Buste avec la tête d’A­ris­tote, IIe s.
Gale­rie des Offices, Florence 


Un choix cor­rect est l’af­faire de ceux qui savent ; par exemple choi­sir un géo­mètre est l’af­faire de ceux qui savent la géo­mé­trie, choi­sir un pilote, de ceux qui savent le pilo­tage. Car si cer­tains tra­vaux ou cer­tains arts sont quel­que­fois pra­ti­qués par des hommes étran­gers à ces pro­fes­sions, tou­jours est-il que c’est plu­tôt le fait de ceux qui savent. De sorte que, sui­vant cette manière de rai­son­ner, ce ne serait pas la mul­ti­tude qu’il fau­drait rendre maî­tresse du choix et de la red­di­tion de comptes des magis­trats.
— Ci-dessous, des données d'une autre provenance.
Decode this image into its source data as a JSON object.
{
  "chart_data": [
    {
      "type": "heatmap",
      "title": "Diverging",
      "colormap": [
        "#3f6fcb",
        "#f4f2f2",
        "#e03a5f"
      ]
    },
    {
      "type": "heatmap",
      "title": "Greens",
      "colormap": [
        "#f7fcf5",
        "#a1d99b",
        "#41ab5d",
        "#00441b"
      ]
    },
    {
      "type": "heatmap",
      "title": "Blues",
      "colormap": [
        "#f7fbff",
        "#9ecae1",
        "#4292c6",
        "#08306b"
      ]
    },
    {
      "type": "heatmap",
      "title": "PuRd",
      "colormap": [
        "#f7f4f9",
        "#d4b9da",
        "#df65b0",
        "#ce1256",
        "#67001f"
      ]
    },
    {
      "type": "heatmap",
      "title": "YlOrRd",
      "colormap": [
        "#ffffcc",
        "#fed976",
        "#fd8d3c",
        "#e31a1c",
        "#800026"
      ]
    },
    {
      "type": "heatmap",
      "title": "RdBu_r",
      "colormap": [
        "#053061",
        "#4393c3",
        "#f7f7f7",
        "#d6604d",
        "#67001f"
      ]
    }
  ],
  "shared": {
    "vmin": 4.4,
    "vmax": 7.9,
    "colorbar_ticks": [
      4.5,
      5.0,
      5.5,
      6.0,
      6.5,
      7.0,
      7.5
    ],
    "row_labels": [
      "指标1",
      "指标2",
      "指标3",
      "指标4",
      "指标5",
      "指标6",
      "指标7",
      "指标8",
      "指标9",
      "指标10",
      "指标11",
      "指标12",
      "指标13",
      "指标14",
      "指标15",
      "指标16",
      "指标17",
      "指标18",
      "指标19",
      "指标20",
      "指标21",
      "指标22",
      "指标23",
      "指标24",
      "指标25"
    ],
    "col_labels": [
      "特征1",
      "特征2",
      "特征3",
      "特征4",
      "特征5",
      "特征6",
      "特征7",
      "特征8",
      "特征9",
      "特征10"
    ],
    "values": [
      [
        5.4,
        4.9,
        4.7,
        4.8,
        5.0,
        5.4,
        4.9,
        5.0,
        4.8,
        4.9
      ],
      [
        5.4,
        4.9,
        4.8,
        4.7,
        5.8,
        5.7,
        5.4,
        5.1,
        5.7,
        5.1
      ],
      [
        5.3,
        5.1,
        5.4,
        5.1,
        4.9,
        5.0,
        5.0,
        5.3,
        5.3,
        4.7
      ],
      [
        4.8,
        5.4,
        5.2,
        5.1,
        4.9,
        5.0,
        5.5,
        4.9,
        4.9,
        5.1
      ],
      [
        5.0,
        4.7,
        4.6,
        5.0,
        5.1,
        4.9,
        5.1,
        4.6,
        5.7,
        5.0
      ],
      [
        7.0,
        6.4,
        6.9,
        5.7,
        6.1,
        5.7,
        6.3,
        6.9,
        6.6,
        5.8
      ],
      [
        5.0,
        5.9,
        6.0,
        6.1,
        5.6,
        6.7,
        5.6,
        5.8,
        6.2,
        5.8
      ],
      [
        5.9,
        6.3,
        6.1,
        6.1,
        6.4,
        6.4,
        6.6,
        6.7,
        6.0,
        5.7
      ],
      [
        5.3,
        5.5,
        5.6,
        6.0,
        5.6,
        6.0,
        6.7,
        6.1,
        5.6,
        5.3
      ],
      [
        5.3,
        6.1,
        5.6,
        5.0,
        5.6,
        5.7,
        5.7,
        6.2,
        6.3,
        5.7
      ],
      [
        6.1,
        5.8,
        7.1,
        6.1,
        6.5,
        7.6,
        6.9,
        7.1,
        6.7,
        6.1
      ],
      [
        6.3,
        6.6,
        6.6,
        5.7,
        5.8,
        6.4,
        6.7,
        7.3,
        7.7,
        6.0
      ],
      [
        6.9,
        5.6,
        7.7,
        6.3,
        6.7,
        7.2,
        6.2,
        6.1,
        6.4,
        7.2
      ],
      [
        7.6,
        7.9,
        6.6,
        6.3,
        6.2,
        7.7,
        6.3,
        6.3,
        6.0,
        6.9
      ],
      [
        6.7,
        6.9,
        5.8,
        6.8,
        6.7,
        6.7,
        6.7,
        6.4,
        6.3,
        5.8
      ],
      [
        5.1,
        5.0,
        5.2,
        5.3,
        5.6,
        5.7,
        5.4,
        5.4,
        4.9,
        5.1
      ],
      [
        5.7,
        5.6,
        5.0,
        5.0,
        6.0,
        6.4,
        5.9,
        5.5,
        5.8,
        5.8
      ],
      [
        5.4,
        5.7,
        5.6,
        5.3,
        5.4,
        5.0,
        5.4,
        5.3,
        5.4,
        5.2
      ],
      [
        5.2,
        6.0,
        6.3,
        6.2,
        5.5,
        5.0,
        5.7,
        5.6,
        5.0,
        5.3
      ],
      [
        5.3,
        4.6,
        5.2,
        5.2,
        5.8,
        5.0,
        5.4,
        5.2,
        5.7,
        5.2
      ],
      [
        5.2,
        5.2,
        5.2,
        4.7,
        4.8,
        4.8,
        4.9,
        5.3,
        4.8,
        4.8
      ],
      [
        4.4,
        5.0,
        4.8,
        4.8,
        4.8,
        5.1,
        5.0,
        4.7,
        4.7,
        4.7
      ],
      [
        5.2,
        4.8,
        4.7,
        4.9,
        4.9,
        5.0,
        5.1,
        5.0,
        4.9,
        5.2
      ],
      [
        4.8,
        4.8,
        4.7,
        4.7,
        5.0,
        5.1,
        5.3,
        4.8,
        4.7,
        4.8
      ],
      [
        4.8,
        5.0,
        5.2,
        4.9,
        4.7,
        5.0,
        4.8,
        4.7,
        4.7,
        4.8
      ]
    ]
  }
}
Mais peut-être aus­si que cette objec­tion n’est pas très juste, à moins qu’on ne sup­pose une mul­ti­tude par trop abru­tie. Car cha­cun des indi­vi­dus qui la com­posent sera sans doute moins bon juge que ceux qui savent ; mais, réunis tous ensemble, ils juge­ront mieux, ou du moins aus­si bien. Ensuite, il y a des choses dont celui qui les fait n’est ni le seul ni le meilleur juge ; ce sont tous les ouvrages que ceux mêmes qui ne pos­sèdent pas l’art peuvent connaître : pour une mai­son, ce n’est pas seule­ment à celui qui l’a bâtie qu’il appar­tient de la connaître ; celui qui s’en sert en juge­ra aus­si et mieux ; et celui-là, c’est celui qui tient la mai­son. Le pilote, de même, juge­ra mieux d’un gou­ver­nail que le char­pen­tier ; un fes­tin, c’est le convive qui en juge et non le cuisinier.